In addition to the results of the IABR–Atelier Drought in the Delta, four exemplary Dutch projects were selected for presentation in the exhibition DOWN TO EARTH: DROOGTE IN THE DELTA. They explore concrete solutions that can be deployed in the Netherlands and elsewhere for retention and use of fresh water: OASTAR, Panorama Waterland, Watermosaic Groene Hart and Sponstuin.

Smart Use of the Subsurface Leads to a Sustainable Freshwater Supply

Sustainable freshwater supply through smart use of the subsurface

image: COASTAR, Pepijn Barnard

In the Netherlands, demand for fresh water has increased considerably. Opportunely, new techniques and insights offer prospects for new solutions. The COASTAR approach is one example: create a robust freshwater supply through the large-scale, organized and smart use of the subsurface for the storage and supply of fresh water. COASTAR interventions have been explored in four locations in Zuid-Holland. The next steps are pilot projects and eventually implementation. Thus, a valuable set of instruments is being developed that can be employed in other regions in the Netherlands as well as in coastal areas world wide.

realisation: Allied Waters, KWR, Deltares, Arcadis

The Search for an Eternal Source of Clean Drinking Water

Panorama Waterland as a driver for the agricultural and energy transition

Water company Vitens is faced with the challenge, now and in the future, of providing 5.7 million customers in the (north)eastern part of the Netherlands with sufficient drinking water.

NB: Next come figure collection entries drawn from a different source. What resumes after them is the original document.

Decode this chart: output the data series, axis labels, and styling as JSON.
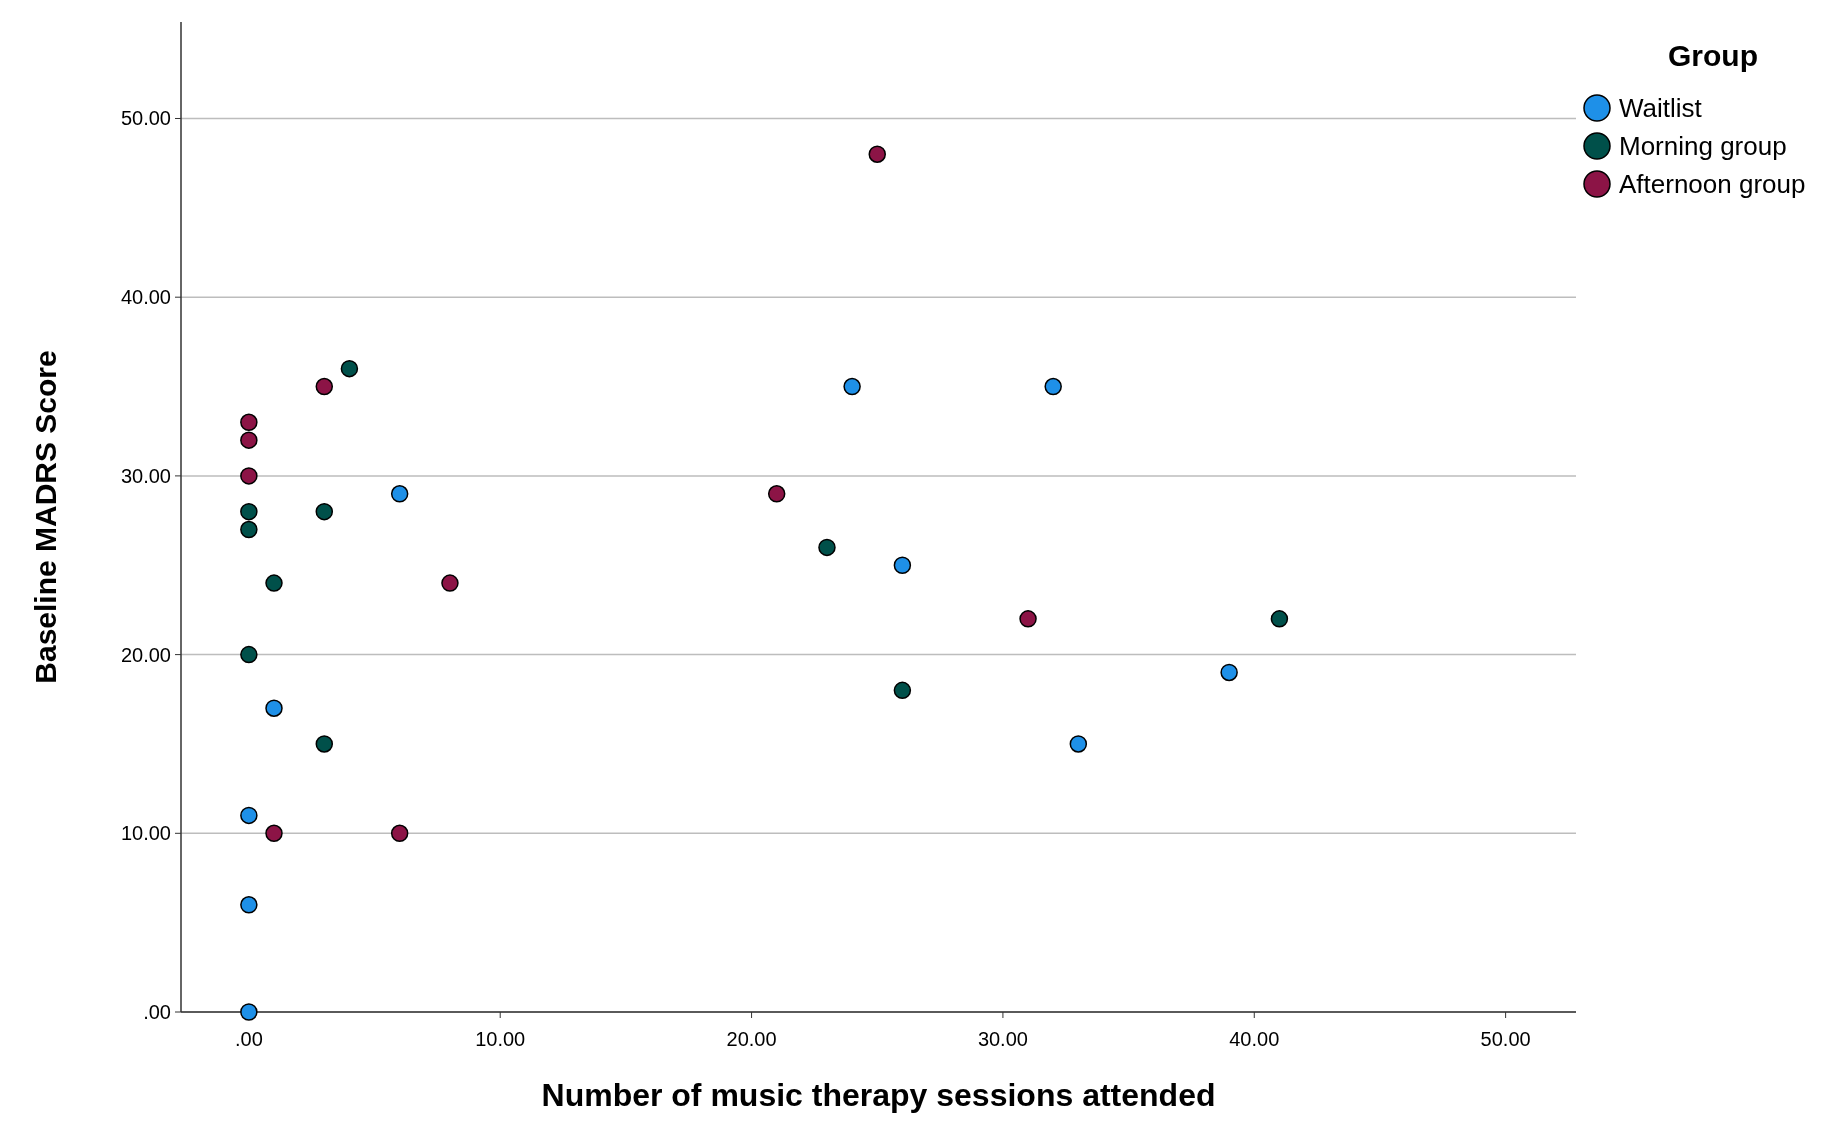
{
  "chart_data": {
    "type": "scatter",
    "xlabel": "Number of music therapy sessions attended",
    "ylabel": "Baseline MADRS Score",
    "legend_title": "Group",
    "legend": "top right",
    "grid": "y",
    "marker": "circle",
    "xlim": [
      -2.7,
      52.8
    ],
    "ylim": [
      0,
      55.4
    ],
    "xticks": [
      {
        "value": 0,
        "label": ".00"
      },
      {
        "value": 10,
        "label": "10.00"
      },
      {
        "value": 20,
        "label": "20.00"
      },
      {
        "value": 30,
        "label": "30.00"
      },
      {
        "value": 40,
        "label": "40.00"
      },
      {
        "value": 50,
        "label": "50.00"
      }
    ],
    "yticks": [
      {
        "value": 0,
        "label": ".00"
      },
      {
        "value": 10,
        "label": "10.00"
      },
      {
        "value": 20,
        "label": "20.00"
      },
      {
        "value": 30,
        "label": "30.00"
      },
      {
        "value": 40,
        "label": "40.00"
      },
      {
        "value": 50,
        "label": "50.00"
      }
    ],
    "series": [
      {
        "name": "Waitlist",
        "color": "#1e90e8",
        "x": [
          0,
          0,
          0,
          1,
          6,
          24,
          32,
          26,
          33,
          39
        ],
        "values": [
          0,
          6,
          11,
          17,
          29,
          35,
          35,
          25,
          15,
          19
        ]
      },
      {
        "name": "Morning group",
        "color": "#00504a",
        "x": [
          0,
          0,
          0,
          1,
          3,
          3,
          4,
          23,
          26,
          41
        ],
        "values": [
          28,
          27,
          20,
          24,
          28,
          15,
          36,
          26,
          18,
          22
        ]
      },
      {
        "name": "Afternoon group",
        "color": "#8c1446",
        "x": [
          0,
          0,
          0,
          1,
          3,
          6,
          8,
          21,
          25,
          31
        ],
        "values": [
          33,
          32,
          30,
          10,
          35,
          10,
          24,
          29,
          48,
          22
        ]
      }
    ]
  }
}
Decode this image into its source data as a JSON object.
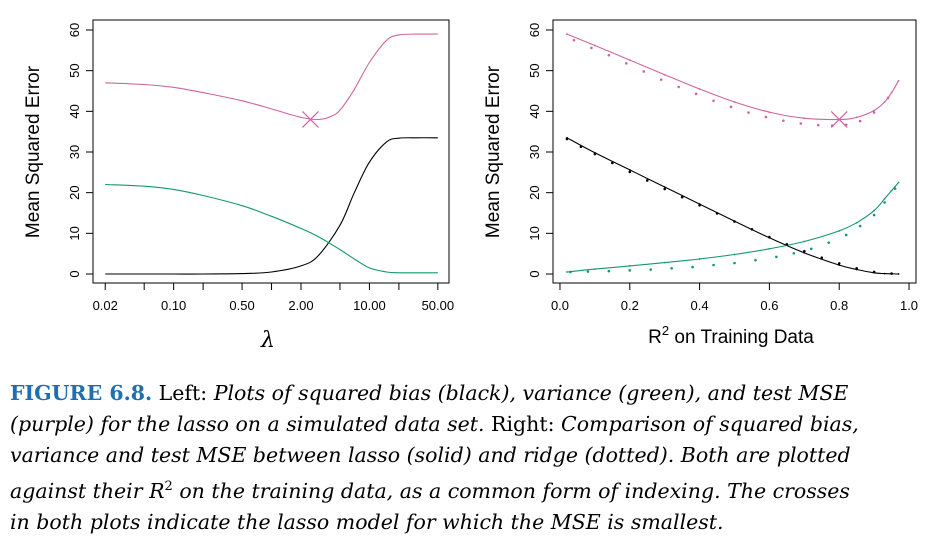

Now, in 2020, the third extremely dry year in a row in the Netherlands, it is clear that the current water system is reaching its limits and that new perspectives will have to be explored. In collaboration with landscape architects and other partners, a spatial concept is being investigated that takes the retention of the available water as its starting point. The water system and soil determine the spatial design and land use: areas are approached as eternal, clean sources of water. To test the principles of Panorama Waterland, the Sallandse Heuvelrug was used as an exemplary test case.

realisation and research by design: Vitens, H+N+S Landscape Architects, Ruimtevolk, Roosemalen & Savekoul

soil as a condition – water as an instrument – land use as a result

building blocks for Water Mosaic Groene Hart

image: Sant en Co, FABRICations

The Netherlands’ Groene Hart, the Green Heart of the Randstad, is an icon. It’s one place where the Dutch have taken control of the water over the centuries. Complex water management has led to a rich cultural landscape. However, subsidence, salinization and dehydration caused by climate change are putting the Groene Hart under pressure. Increasing drought exacerbates soil subsidence and salinization, resulting in higher CO2 emissions and lower crop yields. Seawater penetrates inland via the rivers, causing the freshwater intake points to become too saline to allow water to enter.
Water Mosaic states that, in order to cope with these problems, we have to say goodbye to the image of the Groene Hart as a homogeneous landscape where the current form of land use determines the management of water levels. The project shows the effects of a more future-proof water management that starts by determining the underlying soil conditions from which follow the appropriate form of land use. Water-level management and soil conditions will be the guiding factors.

initiated by Stuurgroep Groene Hart
research by design: Sant en Co, FABRICations

City as Sponge


Many Dutch cities are built on wet soil, composed of peat or clay. Excess water has to be drained away, but in combination with intensive urbanization this generates risks such as flooding, drought and subsidence. Climate change exacerbates these risks, so it’s time for a new, sustainable approach to water management in an urban context.
De Urbanisten are investigating how Rotterdam can function as a sponge on the scale of the entire city: Sponge City. In the Sponstuin they are testing how an attractive green outdoor space can function as a sponge: as a green space that is able to absorb and retain water during periods of heavy precipitation. The retained water can then be released in dry periods, such as the past three summers.